The leader of an anti-LGBTQ group got a lesson in civil rights and discrimination when she appeared on CNN with host Michael Smerconish and whined that a restaurant had refused to serve her and her colleagues because of their stance on issues concerning LGBTQ Americans.
Victoria Cobb is a member of the Family Foundation of Virginia, which, according to Virginia Business, had their reservations canceled by Metzger Bar and Butchery after the owner and his employees objected that the group is against equal rights for all.
Smerconish began by telling Cobb:
“I know you follow the arguments as I did this past Monday in the Supreme Court on the same issue. It’s incredible the timing of all of this. Justice Sotomayor said, ‘hey, if we allow the web designer to not have to design that web for the same-sex couple, for the first time in our history we’re going to be saying it’s okay to discriminate based on gender identity, based on race, based on religion.’
“You know it’s a slippery slope argument. Would you similarly say a web designer doesn’t have to make a cake (sic) for an inter-racial marriage because they don’t agree with that from their religious point of view?”
Cobb attempted to suggest the two examples weren’t the same:
“I think we are stretching the Lorie Smith case to be something that it is not. She has a fundamental concern about same-sex marriage. It’s not the people, it’s I don’t want to write a speech. I have to literally write content and create beautiful imagery on something that violates my faith –that’s her case.
“We haven’t seen a ruling yet, it sounds favorable from what folks are saying. It is because we protect speech it is a bedrock principle. It is so important that no one, not even a paying customer compels someone else to have to say or write words they don’t agree with.
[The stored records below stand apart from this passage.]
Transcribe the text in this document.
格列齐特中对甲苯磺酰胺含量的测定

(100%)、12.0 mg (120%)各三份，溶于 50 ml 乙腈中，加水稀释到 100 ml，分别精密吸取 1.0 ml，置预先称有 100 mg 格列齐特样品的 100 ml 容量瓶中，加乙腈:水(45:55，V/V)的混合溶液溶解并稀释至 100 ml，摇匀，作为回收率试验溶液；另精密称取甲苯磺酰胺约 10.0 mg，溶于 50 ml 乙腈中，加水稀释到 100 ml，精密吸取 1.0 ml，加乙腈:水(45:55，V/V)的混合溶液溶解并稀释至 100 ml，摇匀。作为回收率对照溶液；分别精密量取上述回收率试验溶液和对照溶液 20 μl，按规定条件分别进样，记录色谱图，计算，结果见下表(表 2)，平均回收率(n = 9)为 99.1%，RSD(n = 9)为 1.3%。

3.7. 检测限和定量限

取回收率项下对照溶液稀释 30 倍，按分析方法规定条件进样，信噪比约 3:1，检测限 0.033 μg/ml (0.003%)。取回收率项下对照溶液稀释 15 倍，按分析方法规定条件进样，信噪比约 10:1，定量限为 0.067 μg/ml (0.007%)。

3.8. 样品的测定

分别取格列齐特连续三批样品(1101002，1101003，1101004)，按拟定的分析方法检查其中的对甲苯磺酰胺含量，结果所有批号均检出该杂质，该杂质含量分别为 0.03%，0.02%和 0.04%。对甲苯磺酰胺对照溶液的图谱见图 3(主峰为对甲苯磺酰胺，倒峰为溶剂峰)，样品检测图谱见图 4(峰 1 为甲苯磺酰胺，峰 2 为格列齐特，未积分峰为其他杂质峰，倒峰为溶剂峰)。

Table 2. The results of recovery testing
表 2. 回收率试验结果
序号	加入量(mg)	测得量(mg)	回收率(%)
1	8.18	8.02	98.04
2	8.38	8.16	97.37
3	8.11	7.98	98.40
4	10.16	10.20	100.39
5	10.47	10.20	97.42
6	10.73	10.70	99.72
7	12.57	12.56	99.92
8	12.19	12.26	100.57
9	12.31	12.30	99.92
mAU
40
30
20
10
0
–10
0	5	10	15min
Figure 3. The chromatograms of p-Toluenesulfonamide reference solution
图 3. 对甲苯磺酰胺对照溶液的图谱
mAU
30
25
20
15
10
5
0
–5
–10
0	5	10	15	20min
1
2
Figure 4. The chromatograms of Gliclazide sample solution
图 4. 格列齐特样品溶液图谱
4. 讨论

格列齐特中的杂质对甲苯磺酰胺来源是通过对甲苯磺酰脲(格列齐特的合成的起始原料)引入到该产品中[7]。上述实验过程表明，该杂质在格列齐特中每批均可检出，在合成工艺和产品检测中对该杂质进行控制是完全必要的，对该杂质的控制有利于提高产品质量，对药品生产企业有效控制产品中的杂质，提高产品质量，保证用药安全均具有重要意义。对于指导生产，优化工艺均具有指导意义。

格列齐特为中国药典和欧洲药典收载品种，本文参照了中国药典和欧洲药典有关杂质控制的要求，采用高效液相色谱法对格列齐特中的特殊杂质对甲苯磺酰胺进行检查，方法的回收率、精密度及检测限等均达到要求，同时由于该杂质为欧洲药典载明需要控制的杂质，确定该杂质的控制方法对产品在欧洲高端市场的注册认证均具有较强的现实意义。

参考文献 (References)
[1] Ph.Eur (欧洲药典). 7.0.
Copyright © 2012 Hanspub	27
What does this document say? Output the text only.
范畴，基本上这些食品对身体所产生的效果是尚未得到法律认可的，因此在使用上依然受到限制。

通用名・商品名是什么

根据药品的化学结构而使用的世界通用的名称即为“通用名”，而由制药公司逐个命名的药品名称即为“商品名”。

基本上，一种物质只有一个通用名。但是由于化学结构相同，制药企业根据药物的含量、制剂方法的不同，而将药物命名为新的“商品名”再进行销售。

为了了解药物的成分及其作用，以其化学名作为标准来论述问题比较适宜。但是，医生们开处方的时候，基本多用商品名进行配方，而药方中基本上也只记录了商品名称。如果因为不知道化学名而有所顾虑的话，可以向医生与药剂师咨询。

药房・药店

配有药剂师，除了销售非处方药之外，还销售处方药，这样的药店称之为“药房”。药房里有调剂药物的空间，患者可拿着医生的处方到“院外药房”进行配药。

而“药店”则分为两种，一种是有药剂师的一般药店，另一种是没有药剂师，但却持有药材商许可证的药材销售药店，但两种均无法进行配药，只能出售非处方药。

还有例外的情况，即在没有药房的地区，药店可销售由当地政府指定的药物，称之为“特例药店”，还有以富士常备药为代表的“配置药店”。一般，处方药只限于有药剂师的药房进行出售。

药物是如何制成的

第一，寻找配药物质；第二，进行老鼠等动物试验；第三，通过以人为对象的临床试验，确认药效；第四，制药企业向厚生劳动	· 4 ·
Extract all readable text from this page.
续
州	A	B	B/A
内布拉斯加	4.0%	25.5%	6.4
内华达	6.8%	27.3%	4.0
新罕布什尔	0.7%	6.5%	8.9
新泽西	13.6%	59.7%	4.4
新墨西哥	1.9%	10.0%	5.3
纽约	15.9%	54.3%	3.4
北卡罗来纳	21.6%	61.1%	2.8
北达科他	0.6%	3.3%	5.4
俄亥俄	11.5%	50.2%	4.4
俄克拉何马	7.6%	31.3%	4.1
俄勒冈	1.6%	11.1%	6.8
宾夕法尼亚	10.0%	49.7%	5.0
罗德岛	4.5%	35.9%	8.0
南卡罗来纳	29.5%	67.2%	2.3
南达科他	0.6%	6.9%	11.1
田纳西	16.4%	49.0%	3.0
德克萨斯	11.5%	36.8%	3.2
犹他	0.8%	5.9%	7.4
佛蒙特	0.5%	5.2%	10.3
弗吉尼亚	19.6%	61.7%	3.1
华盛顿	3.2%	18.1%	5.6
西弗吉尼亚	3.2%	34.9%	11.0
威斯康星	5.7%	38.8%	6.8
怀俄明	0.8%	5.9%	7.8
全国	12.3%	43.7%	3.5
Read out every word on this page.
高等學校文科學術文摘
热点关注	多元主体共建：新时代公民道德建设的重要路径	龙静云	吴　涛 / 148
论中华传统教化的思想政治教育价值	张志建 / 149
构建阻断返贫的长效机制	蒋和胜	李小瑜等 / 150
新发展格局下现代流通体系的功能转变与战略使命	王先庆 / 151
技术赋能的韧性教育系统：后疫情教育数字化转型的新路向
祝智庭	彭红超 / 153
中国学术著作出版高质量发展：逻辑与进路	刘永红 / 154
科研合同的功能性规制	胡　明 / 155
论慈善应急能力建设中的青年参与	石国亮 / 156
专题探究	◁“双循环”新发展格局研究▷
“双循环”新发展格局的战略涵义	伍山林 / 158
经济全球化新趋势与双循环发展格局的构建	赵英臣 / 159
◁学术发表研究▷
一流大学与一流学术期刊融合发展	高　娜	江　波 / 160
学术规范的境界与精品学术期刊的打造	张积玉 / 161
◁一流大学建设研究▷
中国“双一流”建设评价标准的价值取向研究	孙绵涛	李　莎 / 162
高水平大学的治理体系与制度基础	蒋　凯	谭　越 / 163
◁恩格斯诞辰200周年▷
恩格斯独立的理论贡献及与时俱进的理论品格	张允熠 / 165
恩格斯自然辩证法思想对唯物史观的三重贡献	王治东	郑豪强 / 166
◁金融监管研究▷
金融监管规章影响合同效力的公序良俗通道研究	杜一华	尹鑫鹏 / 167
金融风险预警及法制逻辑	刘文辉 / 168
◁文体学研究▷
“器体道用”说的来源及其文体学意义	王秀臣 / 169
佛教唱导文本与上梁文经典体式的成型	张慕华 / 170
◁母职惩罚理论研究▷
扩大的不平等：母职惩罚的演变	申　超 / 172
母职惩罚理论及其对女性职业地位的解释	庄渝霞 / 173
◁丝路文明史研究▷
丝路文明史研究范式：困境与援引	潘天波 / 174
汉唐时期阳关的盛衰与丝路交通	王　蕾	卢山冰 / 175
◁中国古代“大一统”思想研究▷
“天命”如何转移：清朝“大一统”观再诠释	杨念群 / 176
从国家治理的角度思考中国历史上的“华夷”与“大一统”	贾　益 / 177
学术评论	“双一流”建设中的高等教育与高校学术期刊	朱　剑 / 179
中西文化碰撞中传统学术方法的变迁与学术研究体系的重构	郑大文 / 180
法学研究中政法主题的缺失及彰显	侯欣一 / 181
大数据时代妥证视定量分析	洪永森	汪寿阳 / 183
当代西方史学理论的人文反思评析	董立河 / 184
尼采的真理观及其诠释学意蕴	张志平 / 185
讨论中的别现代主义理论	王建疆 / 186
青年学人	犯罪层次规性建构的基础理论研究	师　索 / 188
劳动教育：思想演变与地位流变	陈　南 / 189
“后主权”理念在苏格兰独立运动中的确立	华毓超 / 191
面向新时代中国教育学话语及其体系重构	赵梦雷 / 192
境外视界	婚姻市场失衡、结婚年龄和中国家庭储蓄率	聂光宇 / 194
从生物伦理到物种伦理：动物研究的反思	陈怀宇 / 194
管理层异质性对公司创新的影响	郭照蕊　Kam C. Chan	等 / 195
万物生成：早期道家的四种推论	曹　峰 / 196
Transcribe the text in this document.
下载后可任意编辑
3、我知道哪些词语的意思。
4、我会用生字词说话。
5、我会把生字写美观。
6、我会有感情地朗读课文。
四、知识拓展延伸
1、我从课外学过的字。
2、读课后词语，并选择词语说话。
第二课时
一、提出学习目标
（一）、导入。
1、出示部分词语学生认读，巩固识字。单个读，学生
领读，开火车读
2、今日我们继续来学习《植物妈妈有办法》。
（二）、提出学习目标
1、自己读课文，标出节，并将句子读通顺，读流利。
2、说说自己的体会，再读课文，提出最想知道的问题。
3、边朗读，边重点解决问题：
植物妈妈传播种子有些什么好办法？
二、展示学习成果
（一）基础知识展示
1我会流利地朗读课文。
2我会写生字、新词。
I think that’s the America we want to live in.
That’s when Smerconish gave Cobb a lesson in tolerance and what it really means to be an American:
“I want to live in a world where everybody gets served. I want to live some a world where judgments aren’t made based on religious conviction. You respectfully didn’t answer me. I think the web designer could say, ‘Oh, my god, it’s an interracial marriage, I’m not designing a website.’ The baker could say ‘I’m not going to bake a cake for them.’ I want everybody to get served.”